Sarny Holdings, Ltd. v. Letsos

HUTSON-DUNN,

Justice, dissenting.

I dissent.

I agree with the majority that plaintiffs points of error three and four should be overruled. However, I disagree with the majority’s rulings on the first two points of error.

In points of error one and two, plaintiff argues that the trial court erred in granting summary judgment to the heirs because plaintiff holds superior title to the property. Plaintiff argues that no lien attached as to the property because the abstract of judgment was not indexed according to the Texas Property Code, which prescribes the manner in which an abstract of judgment must be indexed:

(b) At the same time an abstract of judgment is recorded, the county clerk shall enter the abstract on the alphabetical index to the judgment records, showing:
(1) the name of each plaintiff in the judgment;
(2) the name of each defendant in the judgment;....

Tex.Prop.Code Ann. § 52.004(b)(1), (2) (Vernon 1984).

Under Texas law, a judgment lien is created by complying with the applicable statutory mechanisms. Citicorp Real Estate, Inc. v. Banque Arabe Int’l D’Investissement, 747 S.W.2d 926, 929 (Tex.App.—Dallas 1988, writ denied); Tex.Prop.Code Ann. §§ 52.001-.007 (Vernon 1984 and Supp.1994). Since a judgment lien is created by statute, it is not established until the conditions to the lien fixed by the statute are satisfied. Nye v. Moody, 70 Tex. 434, 8 S.W. 606, 607 (1888).

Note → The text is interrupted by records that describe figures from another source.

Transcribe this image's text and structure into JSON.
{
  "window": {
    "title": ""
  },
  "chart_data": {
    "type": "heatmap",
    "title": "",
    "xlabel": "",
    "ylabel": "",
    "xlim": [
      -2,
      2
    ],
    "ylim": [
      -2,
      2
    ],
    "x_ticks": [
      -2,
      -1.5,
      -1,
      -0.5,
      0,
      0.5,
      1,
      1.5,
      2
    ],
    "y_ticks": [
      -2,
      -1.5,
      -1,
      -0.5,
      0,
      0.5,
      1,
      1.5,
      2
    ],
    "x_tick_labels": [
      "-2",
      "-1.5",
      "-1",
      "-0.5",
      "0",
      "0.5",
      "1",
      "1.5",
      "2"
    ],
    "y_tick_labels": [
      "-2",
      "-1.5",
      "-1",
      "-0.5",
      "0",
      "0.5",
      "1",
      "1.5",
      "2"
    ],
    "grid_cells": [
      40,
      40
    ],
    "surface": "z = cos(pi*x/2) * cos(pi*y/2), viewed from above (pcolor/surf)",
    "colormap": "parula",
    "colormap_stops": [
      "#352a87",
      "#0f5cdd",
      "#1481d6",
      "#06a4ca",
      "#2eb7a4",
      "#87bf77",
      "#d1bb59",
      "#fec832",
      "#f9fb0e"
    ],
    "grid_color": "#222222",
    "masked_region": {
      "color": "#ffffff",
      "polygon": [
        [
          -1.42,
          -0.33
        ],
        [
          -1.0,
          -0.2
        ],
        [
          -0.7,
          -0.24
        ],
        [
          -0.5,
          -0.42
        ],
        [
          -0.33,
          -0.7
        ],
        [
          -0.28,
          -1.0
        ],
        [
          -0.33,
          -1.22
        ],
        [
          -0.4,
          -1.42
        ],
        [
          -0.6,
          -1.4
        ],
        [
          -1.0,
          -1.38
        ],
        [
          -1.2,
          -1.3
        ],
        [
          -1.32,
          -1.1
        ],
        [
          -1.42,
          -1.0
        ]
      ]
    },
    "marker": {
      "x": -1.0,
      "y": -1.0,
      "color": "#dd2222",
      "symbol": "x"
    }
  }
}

Section 52.004(b)(1) requires the abstract to be indexed under the “plaintiffs” name. In this case, the abstract of judgment was indexed under “Maida, Estate of Lena” rather than “Letsos, Antoinette Maida, Guardian of the Estate of Lena Maida, a person of unsound mind.” An estate is not a legal entity and cannot be a party to a lawsuit, Henson v. Estate of Bruce L. Crow, 734 S.W.2d 648, 649 (Tex.1987); Bernstein v. Portland Sav. & Loan Ass’n, 850 S.W.2d 694, 699 (Tex.App.—Corpus Christi 1993, no writ); Janak v. Security Lumber Co., 513 S.W.2d 300, 301 (Tex.Civ.App.—Houston [1st Dist.] 1974, no writ), and therefore cannot be a plaintiff. A suit in behalf of an estate must be brought by the estate’s personal representative. See Henson, 734 S.W.2d at 649; Price v. Estate of Welton Terry Anderson, 522 S.W.2d 690, 691 (Tex.1975). It is the personal representative who is the “plaintiff.” *277Therefore, Antoinette Maida Letsos was the “plaintiff’ in the underlying suit.

Because Antoinette Maida Letsos, as personal representative of the estate, was the “plaintiff,” the abstract should have been indexed under her name. Here it was indexed under the name of the estate. This is not a minor deviation. The index, when considered as a whole, should somewhere show the correct name of both the plaintiff and the defendant, in order that even a substantial compliance with the statute be shown. McLarry v. Studebaker Bros. Co. of Texas, 146 S.W. 676, 678 (Tex.Civ.App.—Amarillo 1912, writ ref'd) (emphasis added).

The heirs argue that Bernstein stands for the proposition that as long as the personal representative of the estate appears and participates in the case, a judgment that names only the estate is valid. However, even though the judgment in this case is valid, I would hold that the abstract was improperly indexed.

The heirs cite Womack v. Paris Grocer Co., 166 S.W.2d 366 (Tex.Civ.App.—Galveston 1943), writ ref'd per curiam, 140 Tex. 423, 168 S.W.2d 645 (1943), to support their contention that the judgment need only be indexed according to who recovered on the judgment; here, the Estate of Lena Maida. In Womack, the court held that an abstract of judgment is properly indexed although it does not contain the names of all defendants, as the defendants listed in the index were the defendants against whom the plaintiff recovered. Womack is not inconsistent with my position. Here, it was necessary to index under “Letsos, Antoinette Maida, Guardian of the Estate of Lena Maida,” the plaintiff, because the “Estate of Lena Maida” is not a legal entity and cannot be a party to a lawsuit. Henson, 734 S.W.2d at 649; Bernstein, 850 S.W.2d at 699; Janak, 513 S.W.2d at 301. I would hold that the abstract of judgment was not indexed in compliance with the Texas Property Code and therefore a valid lien was not created. Citicorp Real Estate, Inc., 747 S.W.2d at 929-30; Reynolds v. Kessler, 669 S.W.2d 801, 805 (Tex.App.—El Paso 1984, no writ).

I would sustain points of error one and two. Accordingly, I would reverse the judgment of the trial court.

OLIVER-PAEROTT, C.J., joins this dissent.